Motion to Amend the Statement of Claim
[12] The plaintiff seeks a minor amendment to its prayer for relief, as follows:
- The plaintiff claims:
(a) damages for breach of contract in the amount of $56,000, or such other and further amounts as may be proven at trial;
(b) in the alternative, restitution in the amount of $100,000, or such other and further amounts as may be proven at trial, for unjust enrichment and/or quantum meruit.
[13] The plaintiff pleads no new facts and raises no new causes of action so the proposed amendment does not give rise to any limitation period issue. The present statement of claim already pleads the plaintiff’s contract claim as well as its claims based on restitution, unjust enrichment and quantum meruit.

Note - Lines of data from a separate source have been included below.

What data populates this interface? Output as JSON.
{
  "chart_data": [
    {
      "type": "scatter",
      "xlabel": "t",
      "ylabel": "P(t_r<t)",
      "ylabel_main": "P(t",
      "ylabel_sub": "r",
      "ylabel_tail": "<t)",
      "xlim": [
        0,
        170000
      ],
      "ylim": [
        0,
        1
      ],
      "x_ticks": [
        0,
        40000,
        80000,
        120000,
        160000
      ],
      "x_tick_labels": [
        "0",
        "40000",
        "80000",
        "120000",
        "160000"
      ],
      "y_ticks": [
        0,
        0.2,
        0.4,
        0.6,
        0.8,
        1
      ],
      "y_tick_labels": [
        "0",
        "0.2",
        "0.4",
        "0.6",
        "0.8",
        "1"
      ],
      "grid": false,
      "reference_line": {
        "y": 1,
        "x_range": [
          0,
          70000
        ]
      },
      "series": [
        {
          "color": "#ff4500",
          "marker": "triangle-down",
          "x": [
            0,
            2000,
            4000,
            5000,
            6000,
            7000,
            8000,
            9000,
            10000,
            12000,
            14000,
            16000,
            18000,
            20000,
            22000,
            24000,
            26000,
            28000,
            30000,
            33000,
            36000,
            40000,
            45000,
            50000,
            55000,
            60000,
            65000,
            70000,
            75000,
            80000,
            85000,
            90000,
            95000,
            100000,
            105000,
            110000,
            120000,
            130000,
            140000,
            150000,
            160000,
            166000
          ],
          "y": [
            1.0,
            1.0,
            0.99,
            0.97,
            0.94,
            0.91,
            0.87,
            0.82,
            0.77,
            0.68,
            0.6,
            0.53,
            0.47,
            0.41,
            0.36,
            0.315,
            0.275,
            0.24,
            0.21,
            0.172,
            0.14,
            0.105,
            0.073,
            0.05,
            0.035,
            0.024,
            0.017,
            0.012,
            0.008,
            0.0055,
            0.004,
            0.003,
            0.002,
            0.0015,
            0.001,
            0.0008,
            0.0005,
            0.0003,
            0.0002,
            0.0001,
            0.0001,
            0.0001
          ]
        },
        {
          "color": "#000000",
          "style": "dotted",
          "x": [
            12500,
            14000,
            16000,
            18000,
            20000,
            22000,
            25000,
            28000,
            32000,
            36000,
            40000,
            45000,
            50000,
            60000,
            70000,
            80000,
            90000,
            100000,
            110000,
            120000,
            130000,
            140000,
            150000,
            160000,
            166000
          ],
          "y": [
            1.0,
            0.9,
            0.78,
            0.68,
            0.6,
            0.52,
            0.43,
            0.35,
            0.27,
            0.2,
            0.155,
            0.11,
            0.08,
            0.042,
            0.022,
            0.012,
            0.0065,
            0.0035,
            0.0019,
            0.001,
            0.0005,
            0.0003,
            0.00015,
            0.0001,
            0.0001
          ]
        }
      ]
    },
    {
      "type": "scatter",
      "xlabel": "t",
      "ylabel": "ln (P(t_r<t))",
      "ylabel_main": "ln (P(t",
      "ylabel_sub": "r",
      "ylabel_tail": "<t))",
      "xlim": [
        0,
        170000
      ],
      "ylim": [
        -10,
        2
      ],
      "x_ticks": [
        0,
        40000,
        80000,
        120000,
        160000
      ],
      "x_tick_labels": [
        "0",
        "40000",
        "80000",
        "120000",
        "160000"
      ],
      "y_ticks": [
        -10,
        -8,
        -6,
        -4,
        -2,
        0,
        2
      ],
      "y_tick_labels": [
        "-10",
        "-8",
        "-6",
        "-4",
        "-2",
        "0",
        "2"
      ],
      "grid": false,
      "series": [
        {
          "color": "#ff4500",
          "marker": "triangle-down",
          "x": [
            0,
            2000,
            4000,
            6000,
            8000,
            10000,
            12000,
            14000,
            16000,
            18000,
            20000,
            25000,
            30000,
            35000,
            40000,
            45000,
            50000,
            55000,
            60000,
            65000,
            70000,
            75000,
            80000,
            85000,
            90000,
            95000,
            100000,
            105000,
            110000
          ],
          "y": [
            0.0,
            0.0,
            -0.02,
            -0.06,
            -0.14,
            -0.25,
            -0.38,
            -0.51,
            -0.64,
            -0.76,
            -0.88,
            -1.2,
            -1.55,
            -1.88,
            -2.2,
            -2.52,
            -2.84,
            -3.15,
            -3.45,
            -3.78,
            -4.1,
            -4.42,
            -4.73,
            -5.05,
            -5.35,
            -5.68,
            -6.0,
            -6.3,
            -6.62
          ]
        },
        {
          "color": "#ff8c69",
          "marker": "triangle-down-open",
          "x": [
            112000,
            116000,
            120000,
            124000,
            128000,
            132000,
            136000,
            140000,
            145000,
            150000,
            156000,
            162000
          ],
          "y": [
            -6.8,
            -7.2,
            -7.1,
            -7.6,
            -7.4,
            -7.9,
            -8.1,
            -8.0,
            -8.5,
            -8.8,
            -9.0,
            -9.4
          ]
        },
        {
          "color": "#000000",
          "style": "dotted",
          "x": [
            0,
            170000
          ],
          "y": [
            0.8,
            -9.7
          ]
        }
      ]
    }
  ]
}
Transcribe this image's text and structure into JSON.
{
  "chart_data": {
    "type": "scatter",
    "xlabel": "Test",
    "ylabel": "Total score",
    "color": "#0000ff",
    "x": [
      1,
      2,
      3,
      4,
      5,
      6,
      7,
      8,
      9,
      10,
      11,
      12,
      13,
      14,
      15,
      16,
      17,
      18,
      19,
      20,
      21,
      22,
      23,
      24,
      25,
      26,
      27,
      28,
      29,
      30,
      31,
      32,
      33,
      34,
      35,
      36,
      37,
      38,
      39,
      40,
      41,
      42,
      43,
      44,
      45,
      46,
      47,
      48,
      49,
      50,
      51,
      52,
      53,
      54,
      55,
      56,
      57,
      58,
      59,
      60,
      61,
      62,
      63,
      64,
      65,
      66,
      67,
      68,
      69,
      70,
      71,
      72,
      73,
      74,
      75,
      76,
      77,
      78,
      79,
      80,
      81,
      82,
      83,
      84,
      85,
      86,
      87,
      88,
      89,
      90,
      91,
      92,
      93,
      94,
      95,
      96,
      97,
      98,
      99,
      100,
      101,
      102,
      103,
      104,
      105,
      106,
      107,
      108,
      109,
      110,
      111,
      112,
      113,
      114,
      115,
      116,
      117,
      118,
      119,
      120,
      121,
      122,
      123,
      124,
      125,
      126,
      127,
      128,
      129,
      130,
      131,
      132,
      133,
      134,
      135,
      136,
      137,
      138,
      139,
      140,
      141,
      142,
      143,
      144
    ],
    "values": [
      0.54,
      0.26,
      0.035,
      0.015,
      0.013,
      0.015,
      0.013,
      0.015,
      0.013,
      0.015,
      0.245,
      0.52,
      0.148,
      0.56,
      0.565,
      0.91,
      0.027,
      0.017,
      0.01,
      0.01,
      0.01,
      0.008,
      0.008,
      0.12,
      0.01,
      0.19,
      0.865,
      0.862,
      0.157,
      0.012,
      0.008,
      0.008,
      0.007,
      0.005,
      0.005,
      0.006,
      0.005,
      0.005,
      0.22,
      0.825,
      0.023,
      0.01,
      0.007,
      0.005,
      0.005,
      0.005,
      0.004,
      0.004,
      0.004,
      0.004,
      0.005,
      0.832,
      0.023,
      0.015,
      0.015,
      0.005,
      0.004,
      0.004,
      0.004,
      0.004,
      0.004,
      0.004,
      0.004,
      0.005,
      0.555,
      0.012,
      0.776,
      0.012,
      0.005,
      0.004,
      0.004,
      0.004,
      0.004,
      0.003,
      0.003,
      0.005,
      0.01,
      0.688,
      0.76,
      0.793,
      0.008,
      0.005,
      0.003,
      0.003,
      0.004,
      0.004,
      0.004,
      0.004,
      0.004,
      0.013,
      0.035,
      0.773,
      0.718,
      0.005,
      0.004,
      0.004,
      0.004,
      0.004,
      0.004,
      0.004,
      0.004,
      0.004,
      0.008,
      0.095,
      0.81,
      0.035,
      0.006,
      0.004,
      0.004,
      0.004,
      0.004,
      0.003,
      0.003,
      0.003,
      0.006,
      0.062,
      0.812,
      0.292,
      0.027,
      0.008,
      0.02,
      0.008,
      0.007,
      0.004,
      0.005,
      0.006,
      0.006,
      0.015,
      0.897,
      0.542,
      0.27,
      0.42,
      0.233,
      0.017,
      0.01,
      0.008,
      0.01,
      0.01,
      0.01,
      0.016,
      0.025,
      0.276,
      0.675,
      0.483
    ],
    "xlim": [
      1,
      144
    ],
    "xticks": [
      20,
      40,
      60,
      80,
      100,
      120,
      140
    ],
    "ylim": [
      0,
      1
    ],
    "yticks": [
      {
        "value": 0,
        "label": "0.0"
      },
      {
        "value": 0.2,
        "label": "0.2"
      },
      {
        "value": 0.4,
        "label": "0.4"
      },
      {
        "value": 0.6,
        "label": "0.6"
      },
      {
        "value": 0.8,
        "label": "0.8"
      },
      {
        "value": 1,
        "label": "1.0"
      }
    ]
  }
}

[14] There is nothing scandalous, frivolous, vexatious or abusive about the proposed amendment. While it is almost impossible to imagine what kind of prejudice could arise, the defendants have not led any evidence that the amendment would cause non-compensable prejudice.
[15] The plaintiff shall have leave to amend its claim in the form set out at Schedule “A” to its notice of motion.
Costs
[16] The plaintiff seeks its substantial indemnity costs in the amount of $19,617.37. It argues that the defendants were already given a lifeline by Josefo, A.J. through his peremptory order and still did not comply with either that order or the order of Brott, A.J.

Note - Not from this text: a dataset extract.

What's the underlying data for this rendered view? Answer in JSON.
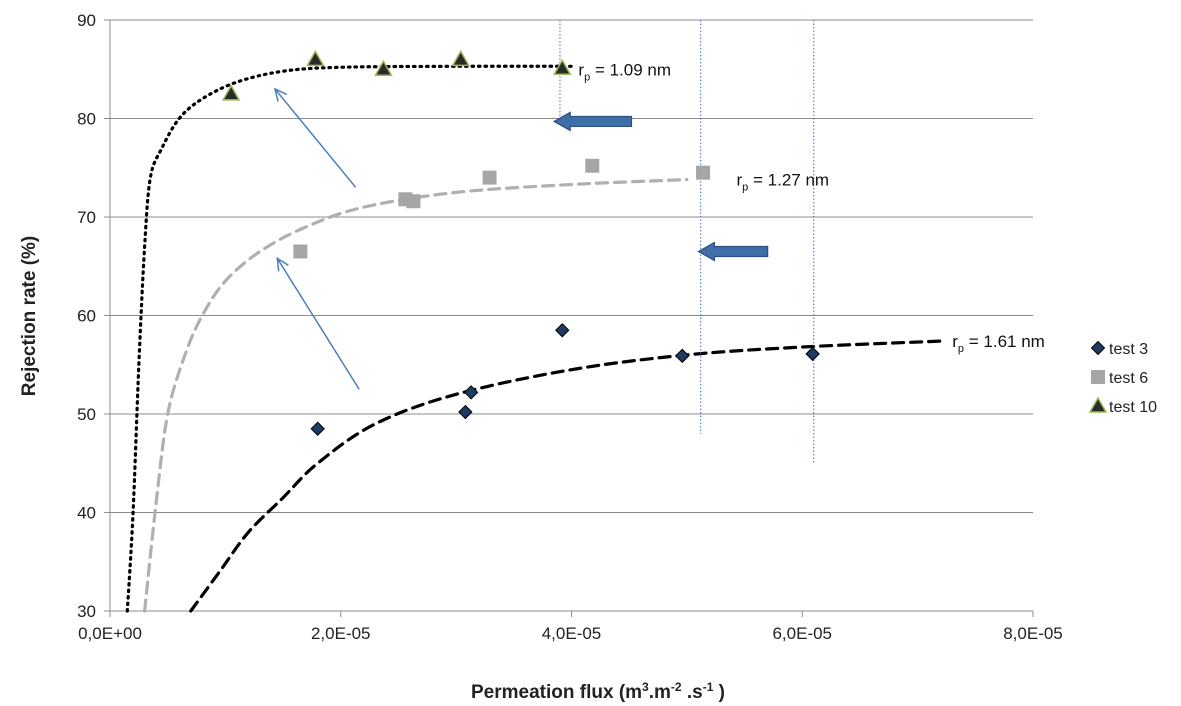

[17] Even if the defence is not struck, the plaintiff argues that there should be significant sanctions for the defendants’ failure to comply. While the costs may seem disproportionate, given this is a simplified procedure action, the plaintiff has had to spend beyond all measure of reasonableness to ensure its action moves forward and that fault lays entirely with the defendants.

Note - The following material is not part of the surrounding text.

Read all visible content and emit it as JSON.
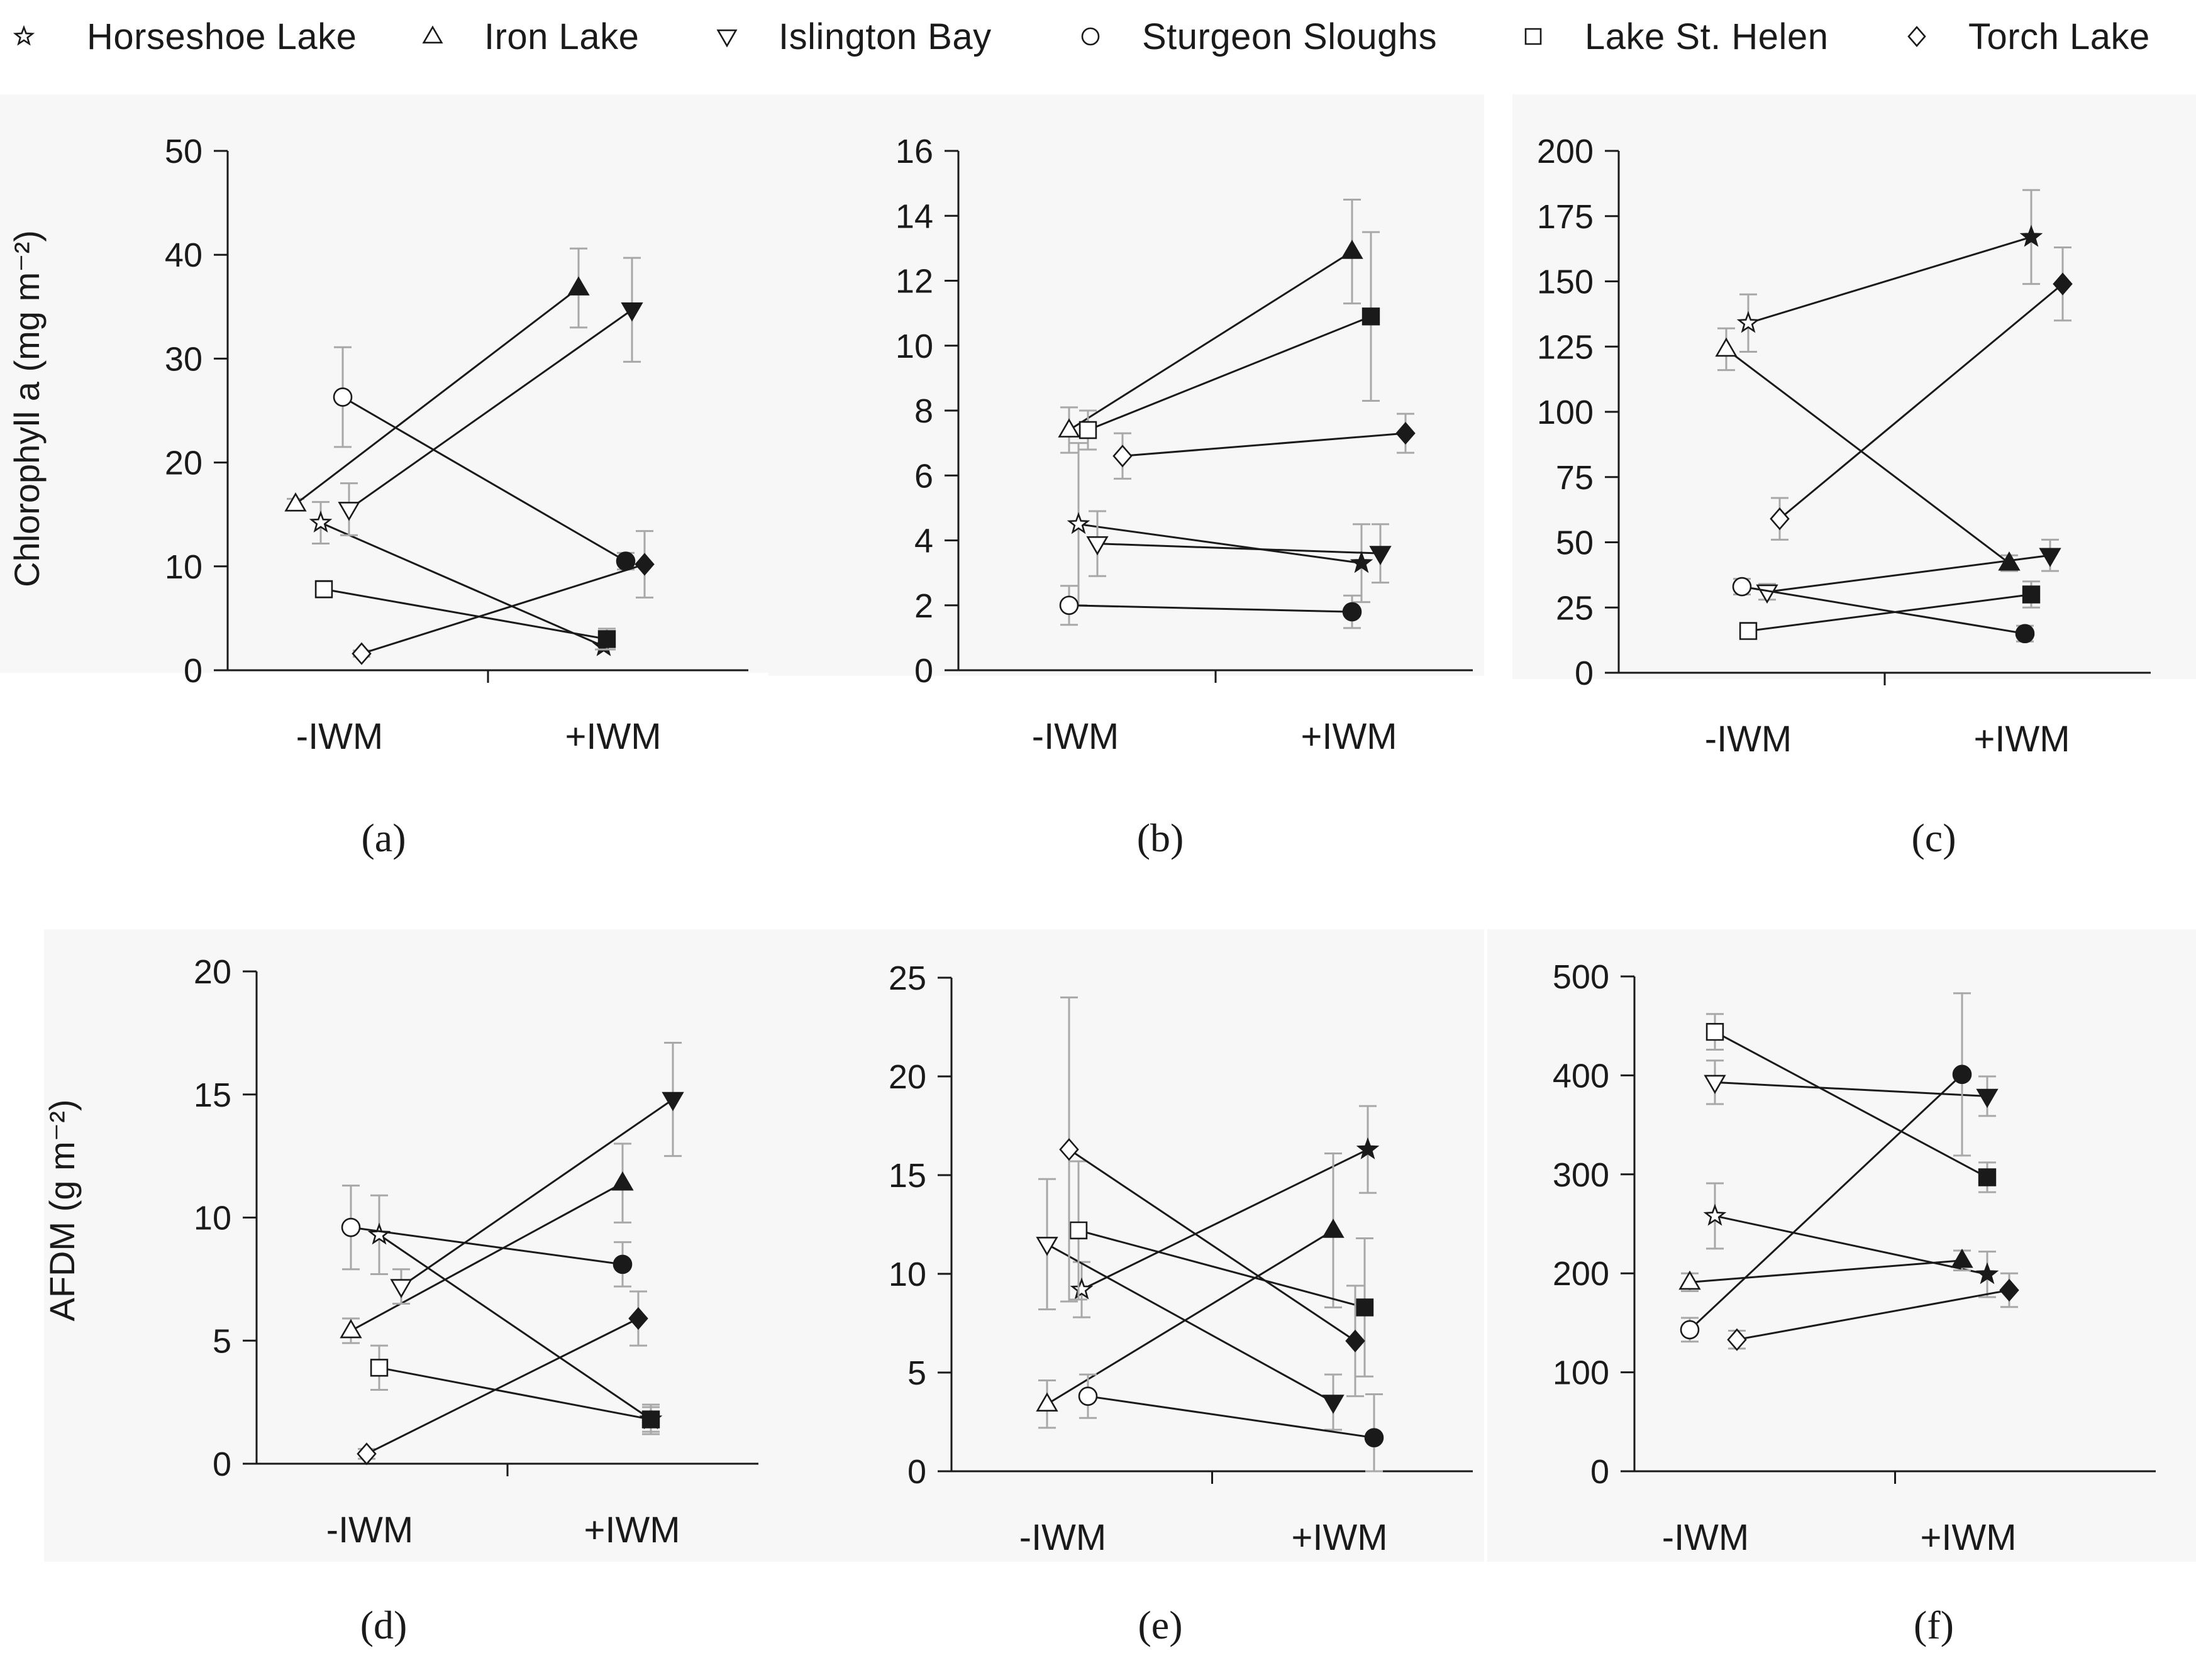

[18] The defendants proposed that any costs be in the cause.
[19] I find that the argument that the defendants advanced did not address the issues on this motion. They simply reiterated their argument about the plaintiff’s non-disclosure which is the subject of the cross motion that was expressly not before me. Further, they raised an argument about the role of the plaintiff’s law firm that they raised before Josefo, A.J. more than a year ago. That argument is also non-responsive to this motion. Further, while they continue to raise the spectre of some conflict, they have brought no motion to vary any order on that or any other basis.
[20] Having heard the argument on this motion and considered all the circumstances, I fix the costs of the motion at $12,000 payable by the defendants to the plaintiff within 30 days. Subject to the ultimate direction of the motions judge, I stay the defendants’ cross motion until this payment is made. If payment is not made within 30 days, the plaintiff may move on that basis with an affidavit to the registrar certifying non-payment to have the defence struck and the defendants noted in default, as set out in paragraph 11(b) above.